Within the framework of the Central American Armed Forces Conference (CFAC), the Guatemalan Military Police School held the First International Military Police Course at its headquarters, in the municipality of San José Pinula, June 5-July 28. Representatives from Guatemala, Honduras, and the Dominican Republic received theoretical and practical lessons to develop skills to deal with situations arising in their day to day military police tasks.
“The main objective of the school is to qualify, train, and specialize not only Guatemalan Army personnel, but also CFAC personnel in the land, sea, and air forces, to perform as members of units in war and non-war operations,” Guatemalan Army Colonel Rubén Téllez, Public Affairs director of the Ministry of Defense, told Diálogo on July 16.
The course brought together 60 service members from the Guatemalan Army, 10 from the Honduran Armed Forces, and nine from the Dominican Army. The military training was divided into four main areas: tactical, technical, legal, and physical-sports.
“This first Military Police International Course under the auspices of the CFAC has a special importance, because it allows the standardization of knowledge, techniques, and procedures of the military police of armed forces members of this conference, especially assuming the need to carry out combined operations when required by any of the countries represented,” Col. Téllez said.
Instruction and training
This unprecedented military training was focused on developing techniques and protocols through a variety of courses. Among others, participants honed their knowledge on Evacuation Protocols, Search Techniques, Military Police Operations, Military Transit, Civil Disturbances, Facility Security, and VIP Security. They also received theoretical training on Public Order Law, Criminal Code, Weapons and Ammunition Law, Traffic Law, Human Rights, International Humanitarian Law, and Use of Force.
The trained personnel come from all areas of the military. “It’s an instruction center that provides education and training to troop personnel, of any weapon or service, to train them as military police,” Col. Téllez said. “The graduates have a high level of knowledge in the tactical, technical, legal, and physical sports areas, based on a democratic culture and respect for human rights.”
For the personnel of the Dominican Republic Military Police, it is also an opportunity to prepare for international events, since the military police has always been a part of the Dominican military institution. Its actions, however, were limited to internal affairs.
“Participating in this type of training allows us to have a broader vision in this area, by learning about the methods, techniques, and experiences of other forces in Military Police work,” Army Lieutenant Colonel Elvis Reyes Almonte, commander of the CFAC in the Dominican Republic, told Diálogo.
“The high command of the Dominican Armed Forces is showing great interest in training its members in matters that have to do with public order, because while it is true that the mission of all the armed forces is the defense of their country, the reality is that in recent times governments have seen fit to use them for other tasks that are more focused on public security,” Lt. Col. Reyes said.
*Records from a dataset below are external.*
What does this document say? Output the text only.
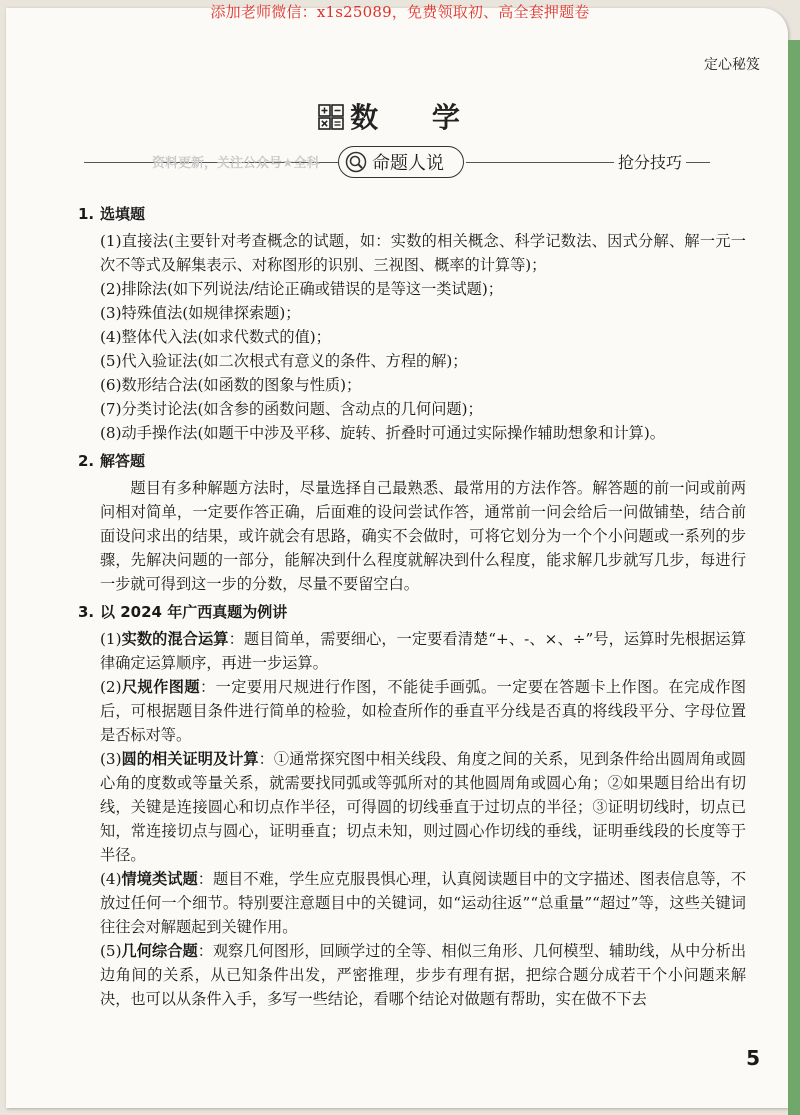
添加老师微信：x1s25089，免费领取初、高全套押题卷
定心秘笈
数 学
资料更新，关注公众号★全科	命题人说	抢分技巧
1. 选填题

(1)直接法(主要针对考查概念的试题，如：实数的相关概念、科学记数法、因式分解、解一元一次不等式及解集表示、对称图形的识别、三视图、概率的计算等)；

(2)排除法(如下列说法/结论正确或错误的是等这一类试题)；

(3)特殊值法(如规律探索题)；

(4)整体代入法(如求代数式的值)；

(5)代入验证法(如二次根式有意义的条件、方程的解)；

(6)数形结合法(如函数的图象与性质)；

(7)分类讨论法(如含参的函数问题、含动点的几何问题)；

(8)动手操作法(如题干中涉及平移、旋转、折叠时可通过实际操作辅助想象和计算)。

2. 解答题

题目有多种解题方法时，尽量选择自己最熟悉、最常用的方法作答。解答题的前一问或前两问相对简单，一定要作答正确，后面难的设问尝试作答，通常前一问会给后一问做铺垫，结合前面设问求出的结果，或许就会有思路，确实不会做时，可将它划分为一个个小问题或一系列的步骤，先解决问题的一部分，能解决到什么程度就解决到什么程度，能求解几步就写几步，每进行一步就可得到这一步的分数，尽量不要留空白。

3. 以 2024 年广西真题为例讲

(1)实数的混合运算：题目简单，需要细心，一定要看清楚“+、-、×、÷”号，运算时先根据运算律确定运算顺序，再进一步运算。

(2)尺规作图题：一定要用尺规进行作图，不能徒手画弧。一定要在答题卡上作图。在完成作图后，可根据题目条件进行简单的检验，如检查所作的垂直平分线是否真的将线段平分、字母位置是否标对等。

(3)圆的相关证明及计算：①通常探究图中相关线段、角度之间的关系，见到条件给出圆周角或圆心角的度数或等量关系，就需要找同弧或等弧所对的其他圆周角或圆心角；②如果题目给出有切线，关键是连接圆心和切点作半径，可得圆的切线垂直于过切点的半径；③证明切线时，切点已知，常连接切点与圆心，证明垂直；切点未知，则过圆心作切线的垂线，证明垂线段的长度等于半径。

(4)情境类试题：题目不难，学生应克服畏惧心理，认真阅读题目中的文字描述、图表信息等，不放过任何一个细节。特别要注意题目中的关键词，如“运动往返”“总重量”“超过”等，这些关键词往往会对解题起到关键作用。

(5)几何综合题：观察几何图形，回顾学过的全等、相似三角形、几何模型、辅助线，从中分析出边角间的关系，从已知条件出发，严密推理，步步有理有据，把综合题分成若干个小问题来解决，也可以从条件入手，多写一些结论，看哪个结论对做题有帮助，实在做不下去

5
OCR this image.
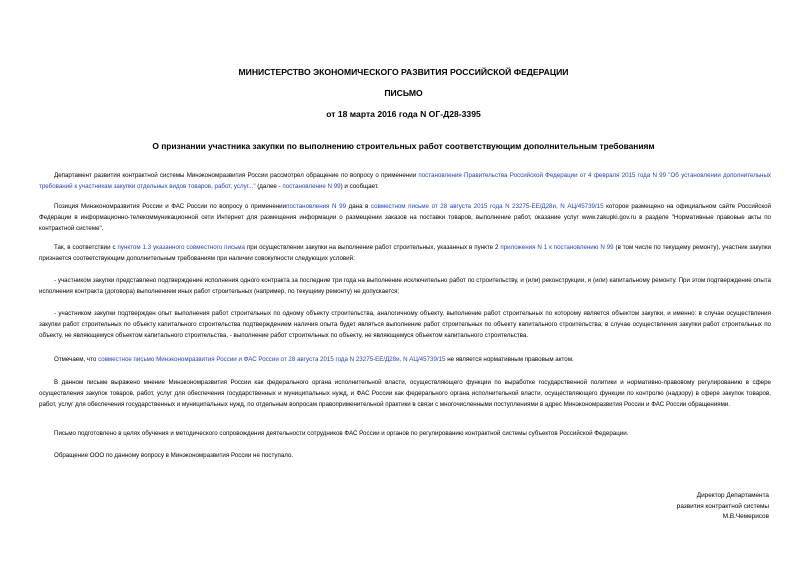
МИНИСТЕРСТВО ЭКОНОМИЧЕСКОГО РАЗВИТИЯ РОССИЙСКОЙ ФЕДЕРАЦИИ
ПИСЬМО
от 18 марта 2016 года N ОГ-Д28-3395
О признании участника закупки по выполнению строительных работ соответствующим дополнительным требованиям

Департамент развития контрактной системы Минэкономразвития России рассмотрел обращение по вопросу о применении постановления Правительства Российской Федерации от 4 февраля 2015 года N 99 "Об установлении дополнительных требований к участникам закупки отдельных видов товаров, работ, услуг..." (далее - постановление N 99) и сообщает.

Позиция Минэкономразвития России и ФАС России по вопросу о применениипостановления N 99 дана в совместном письме от 28 августа 2015 года N 23275-ЕЕ/Д28и, N АЦ/45739/15 которое размещено на официальном сайте Российской Федерации в информационно-телекоммуникационной сети Интернет для размещения информации о размещении заказов на поставки товаров, выполнение работ, оказание услуг www.zakupki.gov.ru в разделе "Нормативные правовые акты по контрактной системе".

Так, в соответствии с пунктом 1.3 указанного совместного письма при осуществлении закупки на выполнение работ строительных, указанных в пункте 2 приложения N 1 к постановлению N 99 (в том числе по текущему ремонту), участник закупки признается соответствующим дополнительным требованиям при наличии совокупности следующих условий:

- участником закупки представлено подтверждение исполнения одного контракта за последние три года на выполнение исключительно работ по строительству, и (или) реконструкции, и (или) капитальному ремонту. При этом подтверждение опыта исполнения контракта (договора) выполнением иных работ строительных (например, по текущему ремонту) не допускается;

- участником закупки подтвержден опыт выполнения работ строительных по одному объекту строительства, аналогичному объекту, выполнение работ строительных по которому является объектом закупки, и именно: в случае осуществления закупки работ строительных по объекту капитального строительства подтверждением наличия опыта будет являться выполнение работ строительных по объекту капитального строительства; в случае осуществления закупки работ строительных по объекту, не являющемуся объектом капитального строительства, - выполнение работ строительных по объекту, не являющемуся объектом капитального строительства.

Отмечаем, что совместное письмо Минэкономразвития России и ФАС России от 28 августа 2015 года N 23275-ЕЕ/Д28и, N АЦ/45739/15 не является нормативным правовым актом.

В данном письме выражено мнение Минэкономразвития России как федерального органа исполнительной власти, осуществляющего функции по выработке государственной политики и нормативно-правовому регулированию в сфере осуществления закупок товаров, работ, услуг для обеспечения государственных и муниципальных нужд, и ФАС России как федерального органа исполнительной власти, осуществляющего функции по контролю (надзору) в сфере закупок товаров, работ, услуг для обеспечения государственных и муниципальных нужд, по отдельным вопросам правоприменительной практики в связи с многочисленными поступлениями в адрес Минэкономразвития России и ФАС России обращениями.

Письмо подготовлено в целях обучения и методического сопровождения деятельности сотрудников ФАС России и органов по регулированию контрактной системы субъектов Российской Федерации.

Обращение ООО по данному вопросу в Минэкономразвития России не поступало.

Директор Департамента
развития контрактной системы
М.В.Чемерисов
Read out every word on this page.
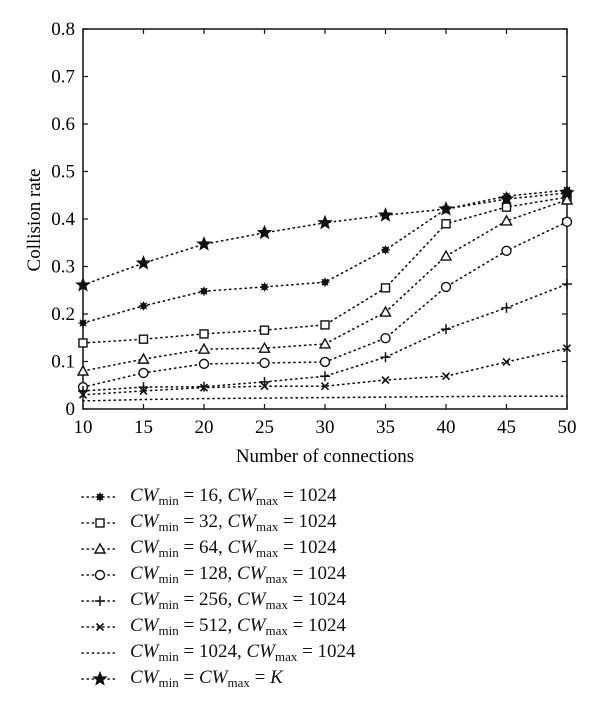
10 15 20 25 30 35 40 45 50
0
0.1
0.2
0.3
0.4
0.5
0.6
0.7
0.8
Collision rate
Number of connections
$CW_{min} = 16$, $CW_{max} = 1024$
$CW_{min} = 32$, $CW_{max} = 1024$
$CW_{min} = 64$, $CW_{max} = 1024$
$CW_{min} = 128$, $CW_{max} = 1024$
$CW_{min} = 256$, $CW_{max} = 1024$
$CW_{min} = 512$, $CW_{max} = 1024$
$CW_{min} = 1024$, $CW_{max} = 1024$
$CW_{min} = CW_{max} = K$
Since the threats facing the region are similar, updating the knowledge of the military police of CFAC members is necessary to ensure better performance among Central American countries.
“Standardizing methods and techniques in the region allows us to develop military police work in a more professional manner, since sharing experiences and lessons learned enriches and strengthens the operational capacity of our forces, helping to ensure that the actions of each soldier always remain attached to the respect for human rights,” Lt. Col. Reyes said.
An international organization such as the CFAC is of utmost importance, as it contributes to regional security. The interaction with partner nations allows the approach and training of civil liberties issues, the implementation of security strategies, and the security of common borders, for which Central America receives support through partner nations such as the United States.
“The participants will be multipliers of the information and training received and in turn will apply these capabilities in the missions that in this regard are assigned to the armed forces, as well as in support operations to the national police and other state institutions, where they work on the issue of public safety,” Lt. Col. Reyes concluded.